Recorremos novamente a Isaiah Berlin (depois de Rousseau ainda falta Fichte, Hegel, Saint-Simon e Maistre, vão aguardando), e à obra Rousseau e outros cinco inimigos da liberdade (Gradiva, 2005) desta vez transcrevendo na íntegra as páginas 69 a 74. É um pouco longo mas vale bem a pena. Os destaques a negrito são, obviamente, meus. Este excerto vai dedicado a todos os liberais portugueses mas vai ainda com especial carinho para todos os comunistas, socialistas, nazis, fascistas, jacobinos, todos aqueles que não têm respeito pela liberdade dos outros, e ainda todos aqueles que se permitiram matar nem que fosse uma só pessoa em nome de uma ideologia qualquer - esperemos nunca cair nas garras de quejandos inimigos da liberdade:

 

(Sir Isaiah Berlin)

 

Partindo da liberdade ilimitada, chego ao despotismo ilimitado.
Shigalev, em Os Demónios de Dostoiévski.
(pág 49)

"Consequentemente, Rousseau desenvolve o conceito de vontade geral. Começa com a ideia inofensiva de um contrato, o que, no fim de contas, é um assunto semicomercial, simplesmente um tipo de compromisso a que se adere voluntariamente e, em última análise, igualmente revogável, um acto realizado por seres humanos que se reúnem e acordam praticar determinadas acções destinadas a conduzir à sua felicidade comum; mas, ainda assim, apenas um acordo de conveniência que, caso conduza à miséria comum, podem abandonar. É assim que começa; mas a partir da ideia de um contrato social como um acto absolutamente voluntário da parte de indivíduos que permanecem independentes e que buscam, cada um, o seu próprio bem, Rousseau avança gradualmente para a noção de uma vontade geral quase como a vontade personificada de uma vasta entidade superindividual, de algo chamado «o Estado», que não é já o leviatã esmagador de Hobbes, mas algo mais parecido com uma equipa, com uma Igreja, uma unidade na diversidade, algo maior do que nós, no qual mergulhamos a nossa personalidade apenas para voltarmos a descobri-la.

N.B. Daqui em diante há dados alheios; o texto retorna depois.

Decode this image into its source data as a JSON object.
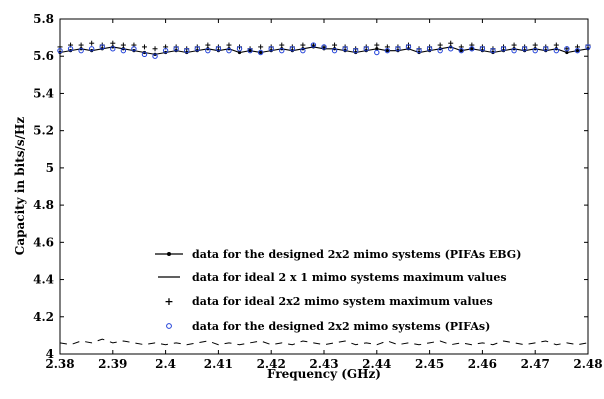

Há um momento místico em que Rousseau passa misteriosamente da ideia de um grupo de indivíduos com relações voluntárias e livres entre si, cada um buscando o seu próprio bem, para a ideia de submissão a algo que somos nós próprios e, contudo, é maior do que nós – o todo, a comunidade. Os passos que utiliza para o alcançar são singulares e vale a pena analisá-los brevemente.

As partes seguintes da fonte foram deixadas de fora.